If the company had a policy through 2023 that employees could work at home three days a week, should the company report that an employee worked from home 60% of the time? Or must the company determine the percentage of time each employee actually worked from home?

Rajaratnam said that since the question on the form asks for an approximate percentage, a company could reasonably indicate a percentage of time that aligned with its policy — unless it knew an employee worked from home significantly more or less than company policy required.

“I would say the liability [risk for employers] is low,” Rajaratnam said. “However, there is an expectation that companies have done some due diligence.”

Rajaratnam said some firms were reluctant to provide employees with completed T2200s proactively, concerned that the CRA’s policy position on work from home expenses for 2023 “might entice [employees] to want to work from home a lot more in 2024 onward,” he said.

“This is a real issue in a lot of the downtown offices,” Rajaratnam said.

Auger said that providing T2200s is “one of those issues where our members could potentially be split.” Employers who choose not to provide a completed form “could have issues retaining staff. Labour shortages remain a top priority for our members,” she said.

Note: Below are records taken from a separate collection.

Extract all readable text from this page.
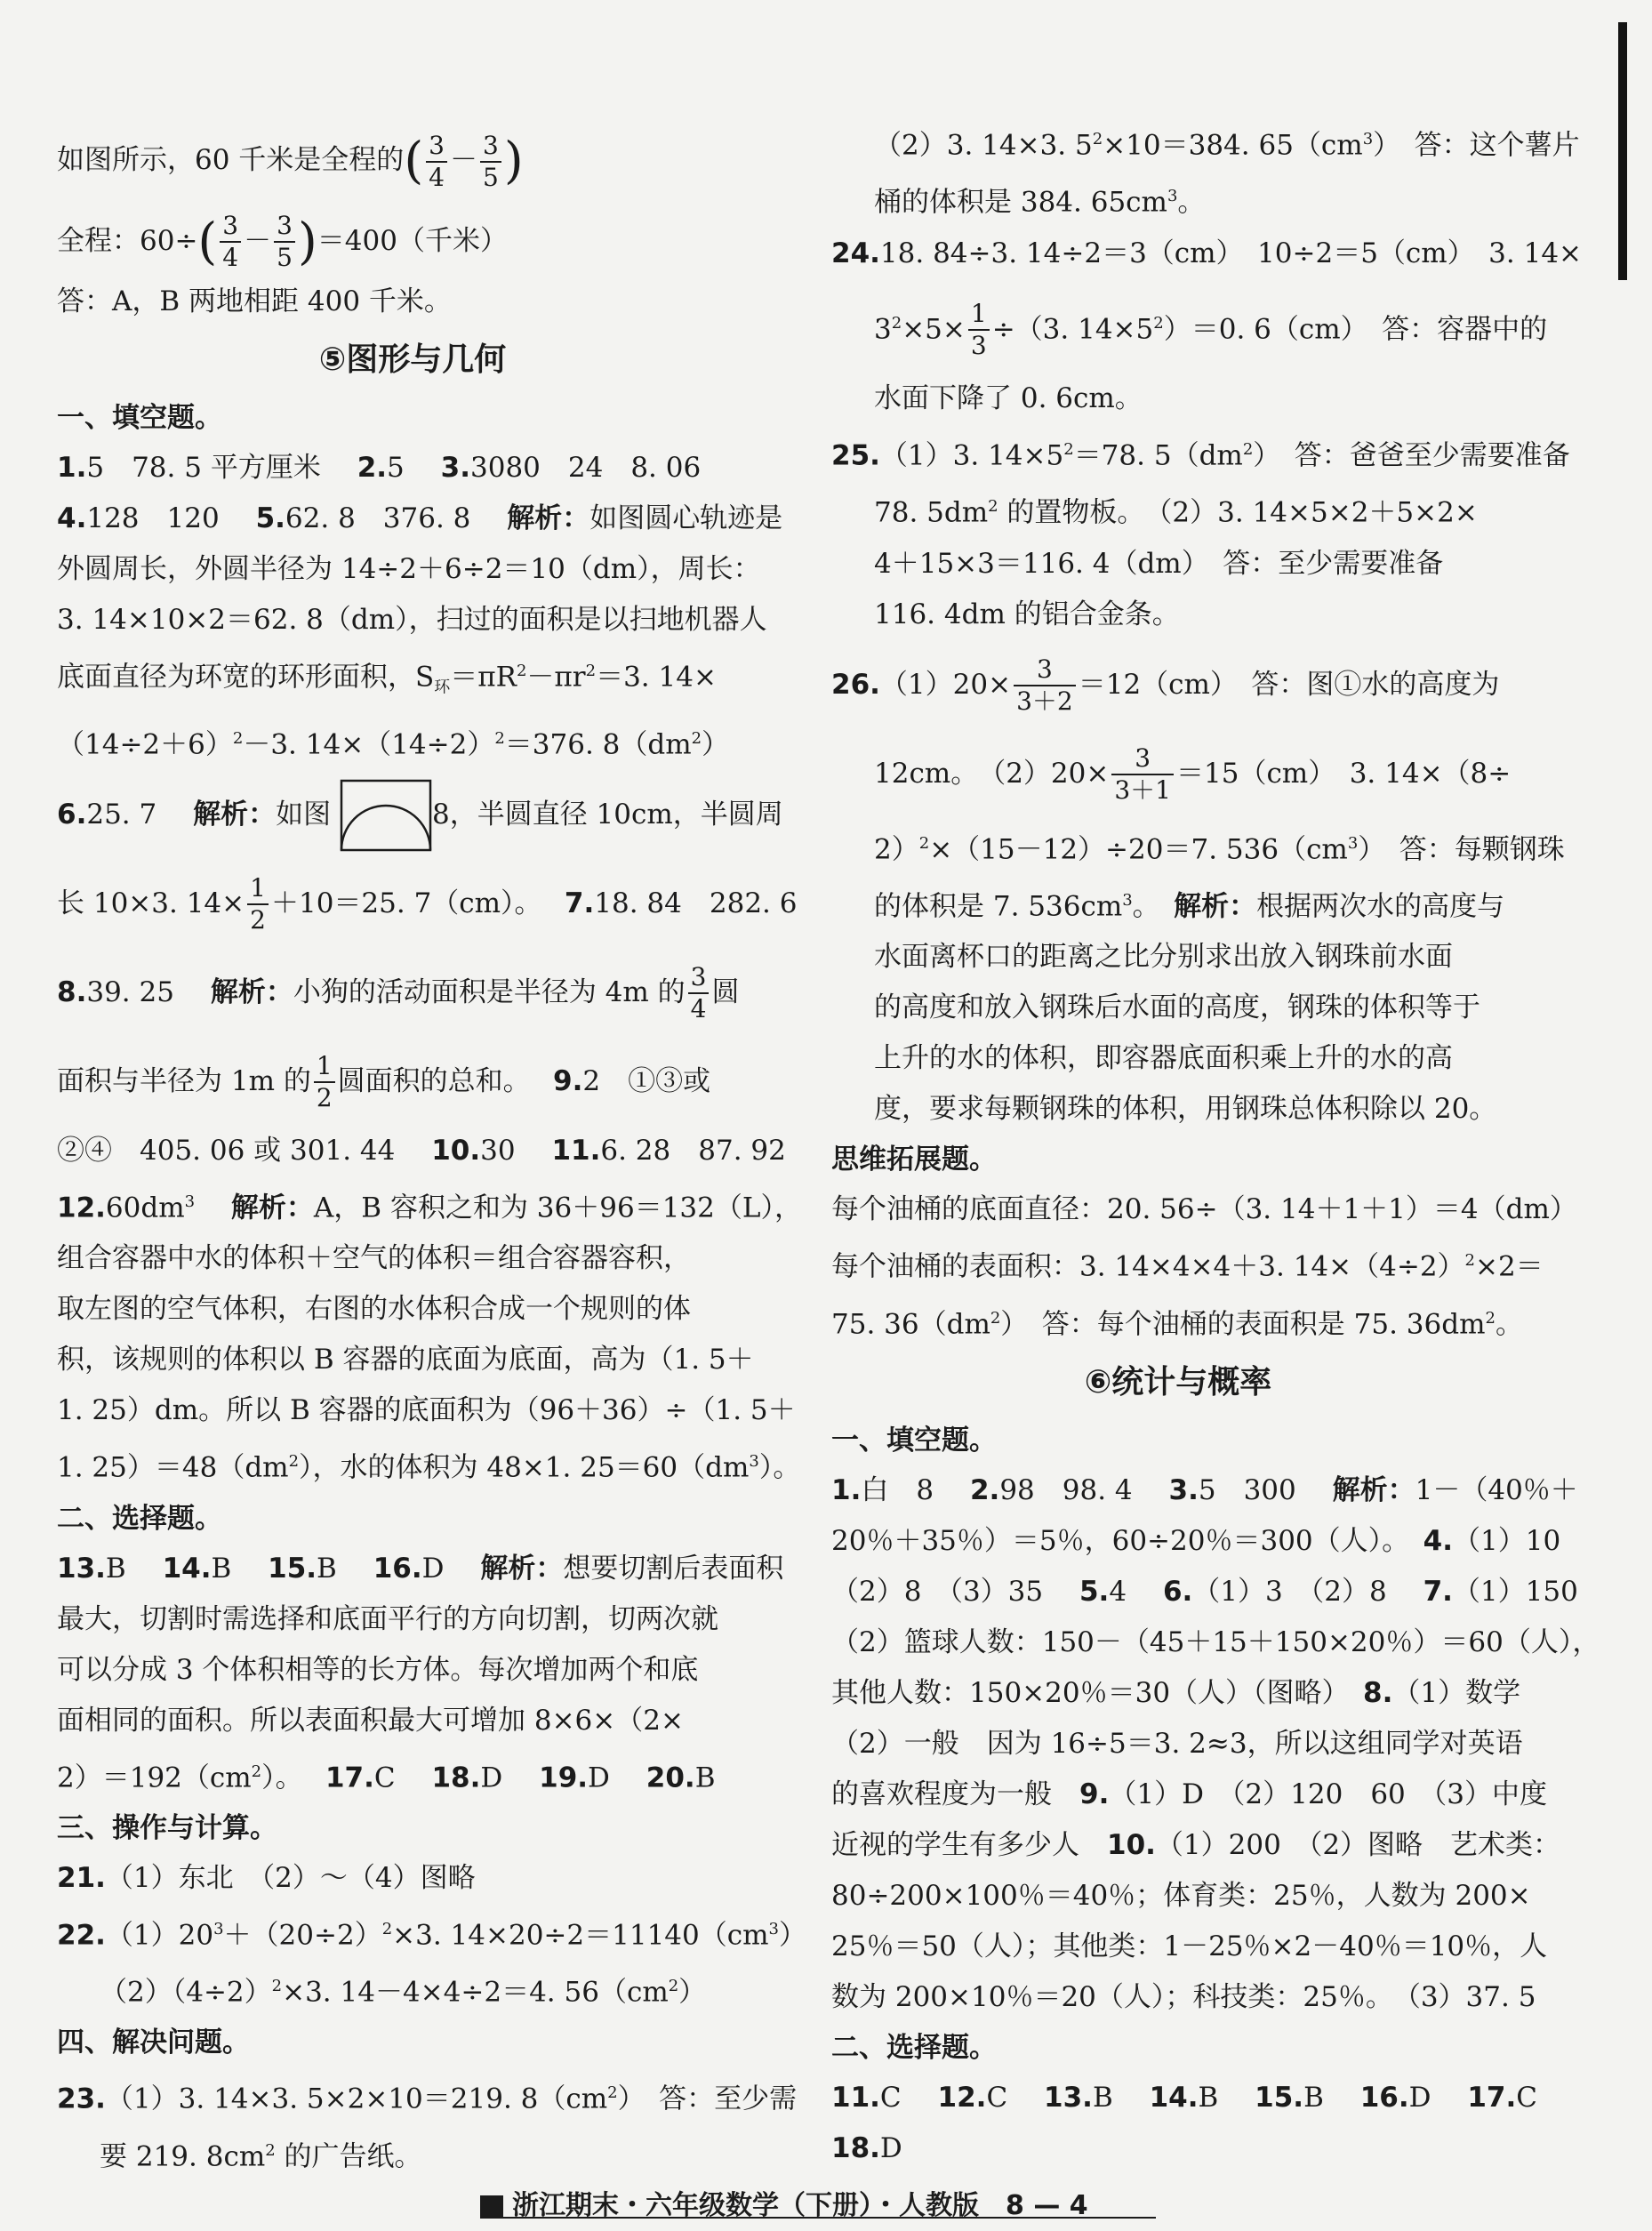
如图所示，60 千米是全程的( $\frac{3}{4} - \frac{3}{5}$ )
全程：$60\div( \frac{3}{4} - \frac{3}{5} )=400$（千米）
答：A，B 两地相距 400 千米。
⑤图形与几何
一、填空题。
1.5　78. 5 平方厘米　 2.5　 3.3080　24　8. 06
4.128　120　 5.62. 8　376. 8　 解析：如图圆心轨迹是
外圆周长，外圆半径为 14÷2＋6÷2＝10（dm），周长：
3. 14×10×2＝62. 8（dm），扫过的面积是以扫地机器人
底面直径为环宽的环形面积，$S_环=\pi R^2-\pi r^2=3$. 14×
$(14\div 2+6)^2-3$. $14\times(14\div 2)^2=376$. $8(dm^2)$
6.25. 7　 解析：如图	8，半圆直径 10cm，半圆周
长 10×3. $14\times \frac{1}{2} +10=25$. 7（cm）。　 7.18. 84　282. 6
8.39. 25　 解析：小狗的活动面积是半径为 4m 的 $\frac{3}{4}$ 圆
面积与半径为 1m 的 $\frac{1}{2}$ 圆面积的总和。　 9.2　①③或
②④　405. 06 或 301. 44　 10.30　 11.6. 28　87. 92
$12.60dm^3$　 解析：A，B 容积之和为 36＋96＝132（L），
组合容器中水的体积＋空气的体积＝组合容器容积，
取左图的空气体积，右图的水体积合成一个规则的体
积，该规则的体积以 B 容器的底面为底面，高为（1. 5＋
1. 25）dm。所以 B 容器的底面积为（96＋36）÷（1. 5＋
1. $25)=48(dm^2)$，水的体积为 48×1. $25=60(dm^3)$。
二、选择题。
13.B　 14.B　 15.B　 16.D　 解析：想要切割后表面积
最大，切割时需选择和底面平行的方向切割，切两次就
可以分成 3 个体积相等的长方体。每次增加两个和底
面相同的面积。所以表面积最大可增加 8×6×（2×
$2)=192(cm^2)$。　 17.C　 18.D　 19.D　 20.B
三、操作与计算。
21.（1）东北　（2）～（4）图略
$22.(1)20^3+(20\div 2)^2\times 3$. $14\times 20\div 2=11140(cm^3)$
$(2)(4\div 2)^2\times 3$. 14－4×4÷2＝4. $56(cm^2)$
四、解决问题。
23.（1）3. 14×3. 5×2×10＝219. $8(cm^2)$　答：至少需
要 219. $8cm^2$ 的广告纸。
（2）3. 14×3. $5^2\times 10=384$. $65(cm^3)$　答：这个薯片
桶的体积是 384. $65cm^3$。
24.18. 84÷3. 14÷2＝3（cm）　10÷2＝5（cm）　3. 14×
$3^2\times 5\times \frac{1}{3} \div(3$. $14\times 5^2)=0$. 6（cm）　答：容器中的
水面下降了 0. 6cm。
25.（1）3. $14\times 5^2=78$. $5(dm^2)$　答：爸爸至少需要准备
78. $5dm^2$ 的置物板。　（2）3. 14×5×2＋5×2×
4＋15×3＝116. 4（dm）　答：至少需要准备
116. 4dm 的铝合金条。
$26.(1)20\times \frac{3}{3+2} =12(cm)$　答：图①水的高度为
12cm。　$(2)20\times \frac{3}{3+1} =15(cm)$　3. 14×（8÷
2）$^2$×（15－12）÷20＝7. $536(cm^3)$　答：每颗钢珠
的体积是 7. $536cm^3$。　解析：根据两次水的高度与
水面离杯口的距离之比分别求出放入钢珠前水面
的高度和放入钢珠后水面的高度，钢珠的体积等于
上升的水的体积，即容器底面积乘上升的水的高
度，要求每颗钢珠的体积，用钢珠总体积除以 20。
思维拓展题。
每个油桶的底面直径：20. 56÷（3. 14＋1＋1）＝4（dm）
每个油桶的表面积：3. 14×4×4＋3. $14\times(4\div 2)^2\times 2=$
75. $36(dm^2)$　答：每个油桶的表面积是 75. $36dm^2$。
⑥统计与概率
一、填空题。
1.白　8　 2.98　98. 4　 3.5　300　 解析：1－（40％＋
20％＋35％）＝5％，60÷20％＝300（人）。　4.（1）10
（2）8　（3）35　 5.4　 6.（1）3　（2）8　 7.（1）150
（2）篮球人数：150－（45＋15＋150×20％）＝60（人），
其他人数：150×20％＝30（人）（图略）　8.（1）数学
（2）一般　因为 16÷5＝3. 2≈3，所以这组同学对英语
的喜欢程度为一般　9.（1）D　（2）120　60　（3）中度
近视的学生有多少人　10.（1）200　（2）图略　艺术类：
80÷200×100％＝40％；体育类：25％，人数为 200×
25％＝50（人）；其他类：1－25％×2－40％＝10％，人
数为 200×10％＝20（人）；科技类：25％。　（3）37. 5
二、选择题。
11.C　 12.C　 13.B　 14.B　 15.B　 16.D　 17.C
18.D
浙江期末・六年级数学（下册）・人教版　 8 — 4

An employee must be required to work from home as a condition of their employment, more than half the time for at least four consecutive weeks in a year, to be eligible to claim employment expenses. Employees can’t claim expenses the employer has already paid. Employees claiming home office expenses need not file the T2200 with their return but must provide one if the CRA asks.

On Feb. 2, the CRA issued updated guidance for 2023 indicating an employee would have been required to work from home if they did so voluntarily under a “formal telework arrangement with their employer.” The arrangement could be written or verbal.

The CRA has not provided guidance for claiming home office expenses for 2024 and beyond, but said “guidance for claiming employment expenses will remain consistent with the 2023 tax year, unless there are significant changes in legislation.”